Weiss, who describes himself as “religiously agnostic but culturally Jewish,” discovered the hymn, ironically enough, while working as music director for a Christian church. Bridging the illusory divide of belief systems, the words resonated deeply with him. “In our contemporary world,” Weiss says, “we tend to make a lot of assumptions, but there’s a higher truth that we often don't see. That’s what spoke to me about the hymn; it brings up the idea of truth, and now when we live in a world where we’re so polarized that people choose what facts they believe and don't believe, the concept of truth has become really important.” 

That notion is reflected in the title of “Blues and the Alternative Fact,” a play on Oliver Nelson’s classic Blues and the Abstract Truth, updated to comment on today’s mind-boggling political euphemisms. The piece itself bears echoes of Nelson’s style with a covert drama and sly humor all its own, giving Bruggeman’s baritone and Bock’s trombone the gut-punch solo space. That piece follows the mood-setting “Fanfare for a Newborn,” a determinedly (if deceptively) optimistic opener with a soaring Farnell Newton trumpet turn leading into a group improvisation. 

The rich, moving colors of “José’s Drawing” were inspired by the story of a 5-year old boy from Honduras, separated from his father after crossing the border in El Paso, Texas. In his introduction to the piece, Weiss compares José’s ordeal with that of his own child starting kindergarten – the terror of that more commonplace experience suggesting just how horrifying the situation on the border must be. “Obergefell” takes the suite in a more celebratory direction with a victory for the forces of love, taking its title from the name of the defendant in the Supreme Court case that legalized same-sex marriage. Weiss’ choral arrangement vividly depicts the triumphant joy of the decision as altoist Nastos and trumpeter Barber take flight. 

“What Now” is the sole pairing of Weiss’ words and the Big Band’s music, both gaining in intensity as the composer rattles off the list of wrongs he can’t bring himself to address through his music. The ensemble’s dissonant clamor, cut through by Savage’s urgent flute, underscores Weiss’ increasingly desperate tone. Before the palette-cleansing encore of Wayne Shorter’s immortal “Footprints,” the catharsis comes via the culminating piece, “Please Know That I Love You,” a tender ode that suggests a way forward through understanding and, most of all, caring for one another. 
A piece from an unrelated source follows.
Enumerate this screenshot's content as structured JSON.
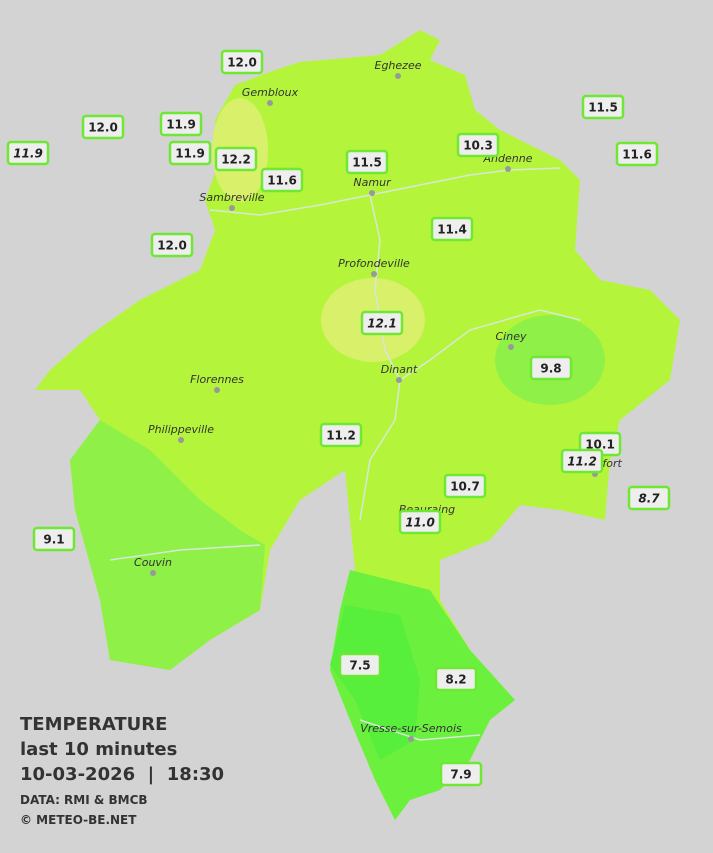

Portland-based composer/pianist Ezra Weiss has released six albums as a bandleader: The Five A.M. Strut (2003), Persephone (2005), Get Happy (2007), The Shirley Horn Suite (2010), Our Path To This Moment (2012), and Before You Know It [Live in Portland] (2014). Weiss wrote the music for the Portland Jazz Composer’s Ensemble’s multimedia concert/recording From Maxville To Vanport (2018), and music and lyrics for three children’s musicals designed to introduce young people to jazz: Alice in Wonderland: a Jazz Musical (2009), Don’t Let the Pigeon Drive the Bus! (2010), and Cinderella (2013).  His arrangements for Derek Hines’ recording The Long Journey Home (2017) led to the formation of his own Ezra Weiss Big Band, which he leads along with his Sextet. Weiss has won the ASCAP Young Jazz Composer Award three times and has been listed in DownBeat Critics Polls in the Rising Star Arranger category. He has performed with Billy Hart, Dayna Stephens, Greg Bandy, Michael Philip Mossman, Antonio Hart, Thara Memory, Renato Caranto, Devin Phillips, Marilyn Keller, Shirley Nanette, and Dennis Rowland, among others.